The locomotive had led a hard life and was in very poor condition. During its rebuilding, it required not only a new welded tender, but an all-welded boiler as well. It was also converted to oil firing. As the locomotive was reassembled, it was realized the original exhaust stand was missing parts, the remaining parts were in very poor condition, and the system could not be salvaged. As long as a new exhaust system was required, what should be built?
In 2006, Dr. Jos Koopmans of the Netherlands, who had written a book on the history of steam locomotive exhaust design ("The Fire Burns Much Better") and written his doctoral thesis on the design of steam locomotive exhaust systems, was approached by Kent McClure of the museum with a request for assistance.
The original exhaust system used individual blast pipes for each cylinder. Koopmans knew that testing by W F M Goss of Purdue University back in 1902 had shown that this arrangement was inferior to others. Since it was desired to retain the original exhaust stack for historical reasons, Koopmans suggested a new Sweney/Armstrong type exhaust. The group agreed with this proposed solution.
Jos did the design calculations and gave them the dimensions for the system, including a new tapered exhaust stack "liner" with mixing chamber and radiused inlet.

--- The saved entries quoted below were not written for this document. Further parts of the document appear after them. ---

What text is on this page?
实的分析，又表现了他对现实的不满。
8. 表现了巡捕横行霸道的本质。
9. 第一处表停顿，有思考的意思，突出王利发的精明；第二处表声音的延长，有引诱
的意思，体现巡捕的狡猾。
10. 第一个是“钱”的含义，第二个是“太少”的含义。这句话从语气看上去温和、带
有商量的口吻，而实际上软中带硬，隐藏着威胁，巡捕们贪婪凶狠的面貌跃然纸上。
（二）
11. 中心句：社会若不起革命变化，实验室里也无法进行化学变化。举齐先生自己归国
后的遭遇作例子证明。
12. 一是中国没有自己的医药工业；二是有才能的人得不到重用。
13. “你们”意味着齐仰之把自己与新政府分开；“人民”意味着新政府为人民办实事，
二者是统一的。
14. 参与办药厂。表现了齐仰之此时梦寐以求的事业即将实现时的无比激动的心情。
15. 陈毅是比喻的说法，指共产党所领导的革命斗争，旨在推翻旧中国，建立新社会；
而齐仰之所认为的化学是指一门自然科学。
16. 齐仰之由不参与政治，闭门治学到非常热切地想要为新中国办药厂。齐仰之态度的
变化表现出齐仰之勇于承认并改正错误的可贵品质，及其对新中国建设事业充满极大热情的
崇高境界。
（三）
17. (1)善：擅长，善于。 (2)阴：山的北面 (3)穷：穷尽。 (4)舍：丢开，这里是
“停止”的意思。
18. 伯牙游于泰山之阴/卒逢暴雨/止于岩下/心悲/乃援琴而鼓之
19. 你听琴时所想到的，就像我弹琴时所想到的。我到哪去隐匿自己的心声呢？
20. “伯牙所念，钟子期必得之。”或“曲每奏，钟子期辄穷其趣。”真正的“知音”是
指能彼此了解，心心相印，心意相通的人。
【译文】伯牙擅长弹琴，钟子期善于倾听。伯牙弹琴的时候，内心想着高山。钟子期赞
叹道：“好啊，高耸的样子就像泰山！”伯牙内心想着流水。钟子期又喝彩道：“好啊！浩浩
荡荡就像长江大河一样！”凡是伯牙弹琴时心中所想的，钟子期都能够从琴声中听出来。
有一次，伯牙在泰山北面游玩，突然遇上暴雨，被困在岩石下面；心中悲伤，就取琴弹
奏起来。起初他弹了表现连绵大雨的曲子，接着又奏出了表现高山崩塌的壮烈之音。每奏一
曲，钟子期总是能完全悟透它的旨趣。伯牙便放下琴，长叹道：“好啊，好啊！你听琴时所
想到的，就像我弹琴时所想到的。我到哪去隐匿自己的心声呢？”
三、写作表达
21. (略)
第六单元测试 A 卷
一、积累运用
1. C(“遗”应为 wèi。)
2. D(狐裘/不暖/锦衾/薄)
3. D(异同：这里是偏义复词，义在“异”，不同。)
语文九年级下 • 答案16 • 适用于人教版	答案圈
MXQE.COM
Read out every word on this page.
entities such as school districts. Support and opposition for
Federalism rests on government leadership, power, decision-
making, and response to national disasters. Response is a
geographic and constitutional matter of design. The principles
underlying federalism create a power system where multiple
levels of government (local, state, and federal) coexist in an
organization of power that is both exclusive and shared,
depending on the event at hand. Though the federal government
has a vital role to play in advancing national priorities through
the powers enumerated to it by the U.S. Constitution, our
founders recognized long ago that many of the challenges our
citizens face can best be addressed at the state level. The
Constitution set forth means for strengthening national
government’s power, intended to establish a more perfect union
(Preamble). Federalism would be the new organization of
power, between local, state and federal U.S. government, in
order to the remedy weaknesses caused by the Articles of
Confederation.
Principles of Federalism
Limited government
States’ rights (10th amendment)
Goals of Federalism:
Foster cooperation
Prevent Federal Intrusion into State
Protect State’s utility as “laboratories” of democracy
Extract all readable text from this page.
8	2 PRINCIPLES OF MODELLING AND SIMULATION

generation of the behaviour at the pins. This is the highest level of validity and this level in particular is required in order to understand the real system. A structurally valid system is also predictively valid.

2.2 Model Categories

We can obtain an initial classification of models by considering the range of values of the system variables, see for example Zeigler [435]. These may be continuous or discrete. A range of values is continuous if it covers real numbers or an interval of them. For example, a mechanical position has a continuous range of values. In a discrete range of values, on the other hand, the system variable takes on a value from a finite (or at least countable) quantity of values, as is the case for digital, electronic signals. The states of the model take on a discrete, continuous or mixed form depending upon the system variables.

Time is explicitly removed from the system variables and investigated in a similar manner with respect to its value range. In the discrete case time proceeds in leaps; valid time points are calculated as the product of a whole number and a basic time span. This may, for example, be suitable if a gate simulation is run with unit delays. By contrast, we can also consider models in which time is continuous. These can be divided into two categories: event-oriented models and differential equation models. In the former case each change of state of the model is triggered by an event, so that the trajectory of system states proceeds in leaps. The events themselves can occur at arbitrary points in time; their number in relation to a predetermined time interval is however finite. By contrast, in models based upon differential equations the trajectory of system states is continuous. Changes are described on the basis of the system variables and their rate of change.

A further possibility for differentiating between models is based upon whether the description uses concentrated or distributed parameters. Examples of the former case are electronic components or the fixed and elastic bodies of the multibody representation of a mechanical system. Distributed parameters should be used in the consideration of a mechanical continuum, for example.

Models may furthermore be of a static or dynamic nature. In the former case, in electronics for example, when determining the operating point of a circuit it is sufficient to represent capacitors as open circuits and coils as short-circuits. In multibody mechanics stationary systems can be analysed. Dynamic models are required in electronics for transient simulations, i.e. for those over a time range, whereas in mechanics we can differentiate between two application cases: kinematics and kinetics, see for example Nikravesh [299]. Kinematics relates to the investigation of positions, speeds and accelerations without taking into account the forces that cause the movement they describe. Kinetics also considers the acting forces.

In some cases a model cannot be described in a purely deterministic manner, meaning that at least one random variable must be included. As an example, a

A very simple exhaust stand was fabricated (basically a tall box of square cross-section) from 1/4 inch steel plate with the Sweney/Armstrong annular exhaust nozzle bolted on top. An advantage of this design is that the exhaust opening can easily be varied during the "tuning up" process by substituting round discs of various sizes in the center of the nozzle. The final disc size that was selected during tuning up resulted in a nozzle area that agreed very closely with the size predicted by Jos.
The only issue that has come up with the locomotive is that it appears insufficient inlet air area was initially provided in the firepan with the new oil burning arrangement. The group initially followed the guidance of Ralph P. Johnson's book "the Steam Locomotive" which recommended that the air inlet area in the firepan equal 30% of the area through the boiler tubes. This greatly restricted airflow through the boiler, requiring a restricted exhaust nozzle opening to proivde sufficient draft. Nigel Day was consulted and he recommended a firepan air inlet area of 80 to 100% of the boiler tube area. After the first operating season, the firepan was modified to provide approximately 62% of the boiler tube area. This enabled the exhaust nozzle to be significantly opened, resulting in much less backpressure with no loss of steaming capability. The group plans to increase the area to at least 80%, but this will require fairly extensive work, so it is being delayed until the 5 year inspection required for the flexible staybolts, at which time much of the brickwork will have to be removed.